William F. Lawkins, Michael W. Berry

Abstract

This thesis presents the design, implementation and evaluation of a strategy for the porting of a numerical method for solving partial differential equations from a sequential processor platform to a parallel processor platform while minimizing the rewriting of existing code. Two different architectures are used in the evaluation, the Intel iPSC/860 which is a distributed memory system and the Kendall Square Multiprocessor which is a virtual shared memory system.

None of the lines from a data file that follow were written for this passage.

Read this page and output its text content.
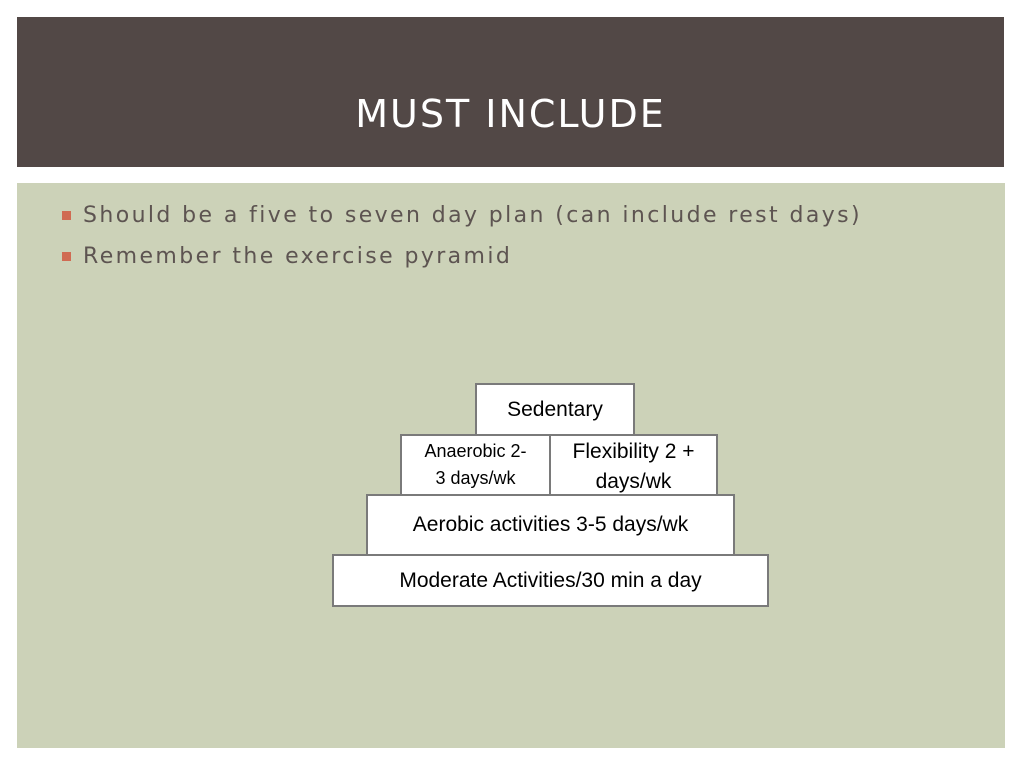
MUST INCLUDE
Should be a five to seven day plan (can include rest days)
Remember the exercise pyramid
Sedentary
Anaerobic 2-
3 days/wk
Flexibility 2 +
days/wk
Aerobic activities 3-5 days/wk
Moderate Activities/30 min a day
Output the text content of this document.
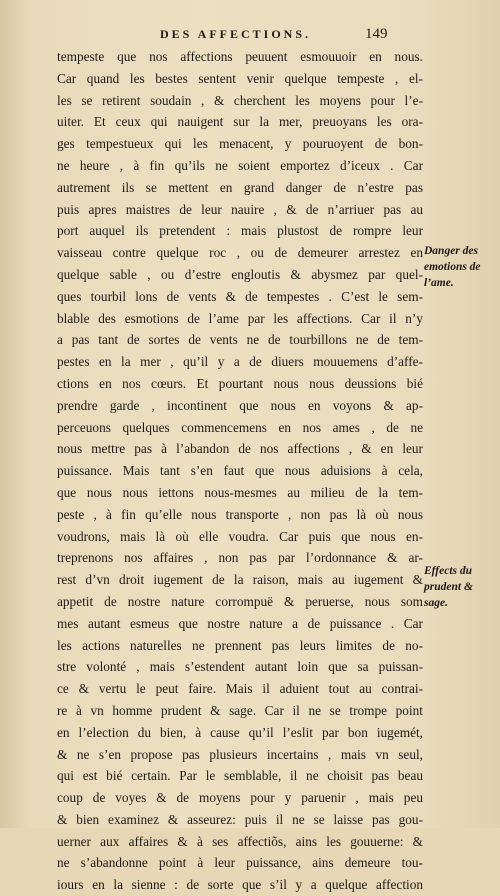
DES AFFECTIONS.	149
tempeste que nos affections peuuent esmouuoir en nous.
Car quand les bestes sentent venir quelque tempeste , el-
les se retirent soudain , & cherchent les moyens pour l’e-
uiter. Et ceux qui nauigent sur la mer, preuoyans les ora-
ges tempestueux qui les menacent, y pouruoyent de bon-
ne heure , à fin qu’ils ne soient emportez d’iceux . Car
autrement ils se mettent en grand danger de n’estre pas
puis apres maistres de leur nauire , & de n’arriuer pas au
port auquel ils pretendent : mais plustost de rompre leur
vaisseau contre quelque roc , ou de demeurer arrestez en
quelque sable , ou d’estre engloutis & abysmez par quel-
ques tourbil lons de vents & de tempestes . C’est le sem-
blable des esmotions de l’ame par les affections. Car il n’y
a pas tant de sortes de vents ne de tourbillons ne de tem-
pestes en la mer , qu’il y a de diuers mouuemens d’affe-
ctions en nos cœurs. Et pourtant nous nous deussions bié
prendre garde , incontinent que nous en voyons & ap-
perceuons quelques commencemens en nos ames , de ne
nous mettre pas à l’abandon de nos affections , & en leur
puissance. Mais tant s’en faut que nous aduisions à cela,
que nous nous iettons nous-mesmes au milieu de la tem-
peste , à fin qu’elle nous transporte , non pas là où nous
voudrons, mais là où elle voudra. Car puis que nous en-
treprenons nos affaires , non pas par l’ordonnance & ar-
rest d’vn droit iugement de la raison, mais au iugement &
appetit de nostre nature corrompuë & peruerse, nous som
mes autant esmeus que nostre nature a de puissance . Car
les actions naturelles ne prennent pas leurs limites de no-
stre volonté , mais s’estendent autant loin que sa puissan-
ce & vertu le peut faire. Mais il aduient tout au contrai-
re à vn homme prudent & sage. Car il ne se trompe point
en l’election du bien, à cause qu’il l’eslit par bon iugemét,
& ne s’en propose pas plusieurs incertains , mais vn seul,
qui est bié certain. Par le semblable, il ne choisit pas beau
coup de voyes & de moyens pour y paruenir , mais peu
& bien examinez & asseurez: puis il ne se laisse pas gou-
uerner aux affaires & à ses affectiõs, ains les gouuerne: &
ne s’abandonne point à leur puissance, ains demeure tou-
iours en la sienne : de sorte que s’il y a quelque affection
Danger des
emotions de
l’ame.
Effects du
prudent &
sage.
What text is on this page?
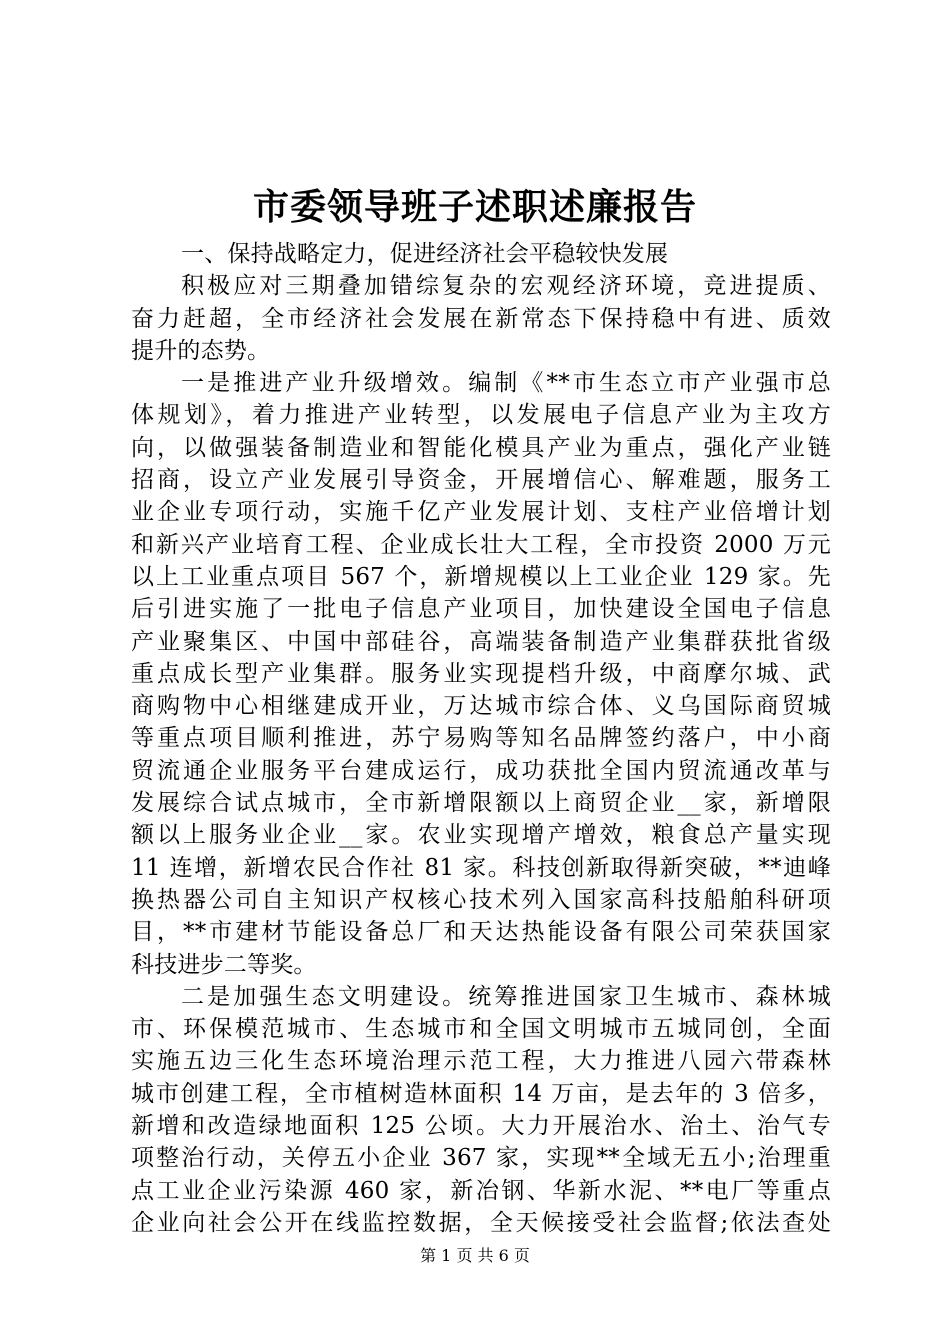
市委领导班子述职述廉报告
一、保持战略定力，促进经济社会平稳较快发展
积极应对三期叠加错综复杂的宏观经济环境，竞进提质、
奋力赶超，全市经济社会发展在新常态下保持稳中有进、质效
提升的态势。
一是推进产业升级增效。编制《**市生态立市产业强市总
体规划》，着力推进产业转型，以发展电子信息产业为主攻方
向，以做强装备制造业和智能化模具产业为重点，强化产业链
招商，设立产业发展引导资金，开展增信心、解难题，服务工
业企业专项行动，实施千亿产业发展计划、支柱产业倍增计划
和新兴产业培育工程、企业成长壮大工程，全市投资 2000 万元
以上工业重点项目 567 个，新增规模以上工业企业 129 家。先
后引进实施了一批电子信息产业项目，加快建设全国电子信息
产业聚集区、中国中部硅谷，高端装备制造产业集群获批省级
重点成长型产业集群。服务业实现提档升级，中商摩尔城、武
商购物中心相继建成开业，万达城市综合体、义乌国际商贸城
等重点项目顺利推进，苏宁易购等知名品牌签约落户，中小商
贸流通企业服务平台建成运行，成功获批全国内贸流通改革与
发展综合试点城市，全市新增限额以上商贸企业__家，新增限
额以上服务业企业__家。农业实现增产增效，粮食总产量实现
11 连增，新增农民合作社 81 家。科技创新取得新突破，**迪峰
换热器公司自主知识产权核心技术列入国家高科技船舶科研项
目，**市建材节能设备总厂和天达热能设备有限公司荣获国家
科技进步二等奖。
二是加强生态文明建设。统筹推进国家卫生城市、森林城
市、环保模范城市、生态城市和全国文明城市五城同创，全面
实施五边三化生态环境治理示范工程，大力推进八园六带森林
城市创建工程，全市植树造林面积 14 万亩，是去年的 3 倍多，
新增和改造绿地面积 125 公顷。大力开展治水、治土、治气专
项整治行动，关停五小企业 367 家，实现**全域无五小;治理重
点工业企业污染源 460 家，新冶钢、华新水泥、**电厂等重点
企业向社会公开在线监控数据，全天候接受社会监督;依法查处
第 1 页 共 6 页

This evaluation uses a numerical method called the implicit Method of Lines to approximate a partial differential equation by a system of ordinary differential equations and then uses an ordinary differential equation solver developed for a sequential processor to compute an approximation to the partial differential equation. The ordinary differential equation solver is used without modification, and the speed-up of the calculated solution is obtained by parallelizing the formation of a Jacobian matrix and the solution of the linear system of equations involving that matrix.

The results include the speed-up that is obtained for the solution of the partial differential equation and the performance rate that is obtained for the LU decomposition by the linear algebra routines in the solution of the system of equations. Also presented is the method of porting distributed-memory processor routines to a virtual shared-memory processors.